First Public Forum at Normantown Yields New Information; Meeting Goes Smoothly

By Drew Moody

A group of perhaps 75 people attended Tuesday night's Normantown public school forum and linkage meeting.

A few people spoke, but mostly the crowd listened.

Superintendent Ed Toman repeated what he's previously said concerning getting public input, adding "we're looking for information."

Toman prepared various materials to hand out including information on enrollment at Normantown school, a color-coded map to show where the majority of the county's children live, information about a tour of a newly built consolidated school in another county, and other reports.

No Clear Picture Offered Absent from the meeting was a clear synopsis of what Gilmer County Schools are facing, and over what period of time.

It seems reasonable to think someone may have an idea how much longer the school board can continue as it is before the books will no longer balance.

However, as questions were asked, a somewhat clearer picture did emerge.

Toman said the state school building authority (SBA) will not fund repairs of Normantown, Sand Fork and Troy schools. The "working" estimated cost of repairs to Normantown and Sand Fork exceed $300,000.

He also believes there will be no money forthcoming to replace the three schools, as was called for in the current 10-year plan.

He cited the 'Economy of Scales' formula as the reason. Essentially, according to that formula, there aren't enough students at the schools to justify the expense of new facilities at each location. And, none of them qualify for major improvement project funding, likely because they were previously scheduled to be closed under the existing 10-year plan.

"Do we need a bond," Toman asked the crowd? He said grant moneys may provide some assistance, but additional funding was needed.

He also told the audience the forums were not timed to make a recommendation to close or consolidate schools by a December 31 deadline imposed by state statute.

The Elephant in the Room

However, it still appeared everyone was dancing around the elephant in the room. And that is because neither Toman, nor the Gilmer County School Board, has presented a clear picture of existing funding limitations, nor a time-frame that future decisions will have to be made. No data has been provided with respect to the ongoing average cost of maintenance and upkeep of the facilities, or what the county school's budget can withstand.

Other questions that remain to be clarified include the implication of spending money to make repairs - only to potentially close them in a few years. And this includes ongoing repairs to Glenville Elementary School.

According to the Final Education Performance Audit Report of March 2005, the Glenville Elementary School site is not adequate in size relative to current enrollment and not large enough for future expansion. That means any consolidation involving Glenville Elementary School may require closing the school unless a waiver is granted.

It might also be anticipated many county residents may bulk at additional construction at the location due to the close proximity of a plastic pipe factory.

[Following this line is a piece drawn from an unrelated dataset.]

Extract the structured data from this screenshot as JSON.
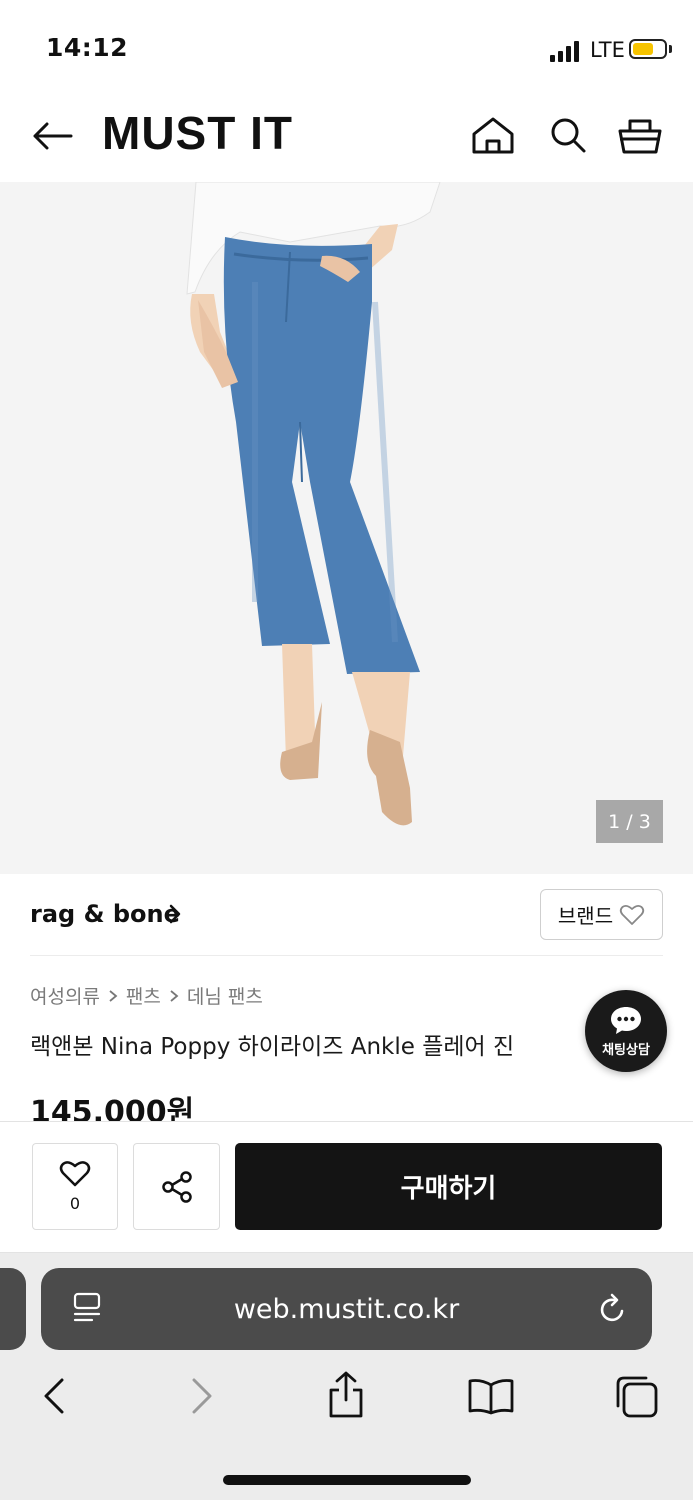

Is it reasonable to continue with a plan to completely repair existing facilities if there's foreknowledge that perhaps two new elementary schools will be built in the near future?

One parent at the meeting, after studying various SBA data, said they believe Normantown would qualify for a waiver, but the other three elementary schools would need to be consolidated. No comment was offered concerning the observation.

Both Toman and a Comprehensive Educational Facilities Plan Committee (CEFP) member at the last board meeting mentioned discussions had included a consolidation plan that included more than one new facility. This is concluded by inference, as the comment was, "We have never discussed a consolidation into just one school in Glenville." (paraphrased)

Toman indicated at the Normantown meeting that even if there were two elementary schools in a North-South configuration, or an East-West one, it would not eliminate longer bus rides for some students. "No matter what, parts of the county suffers," he said.

Toman also reminded the audience there were "all kinds of different scenarios" and until the process is further along it is difficult to predict what the options may be.

Parents and CEFP Member Offers Comments

The mother of a Normantown student said her child has a 55-minute bus ride to school and would not bus her children further to attend school.

Shauna Maxwell told the audience she believes small schools are better and Gilmer County should fix the existing schools.

A mother from Rosedale told the crowd if Normantown is closed her son would either be home schooled or attend school in Braxton County.

Apparently several other residents of that area may share those feelings.

An older gentleman rose to ask if the schools were fixed now, would there be a guarantee they wouldn't be closed later?

Toman told the audience he served at 'the will and pleasure of the board' and he would not be the one making a decision concerning the future of Gilmer County Schools. "The CEFP committee will make a recommendation to the board," he said.

Anita Roberts, a member of the CEFP committee, told the audience the committee wanted to have the public forums. "We wanted to hear what the communities would support," she said.

"There's no secret agenda," Roberts continued, "No one wants to close a school."

Roberts went on to say it is not the intent of the committee to recommend filing papers with the state by December 31, suggesting any schools should be closed in Gilmer County at this time.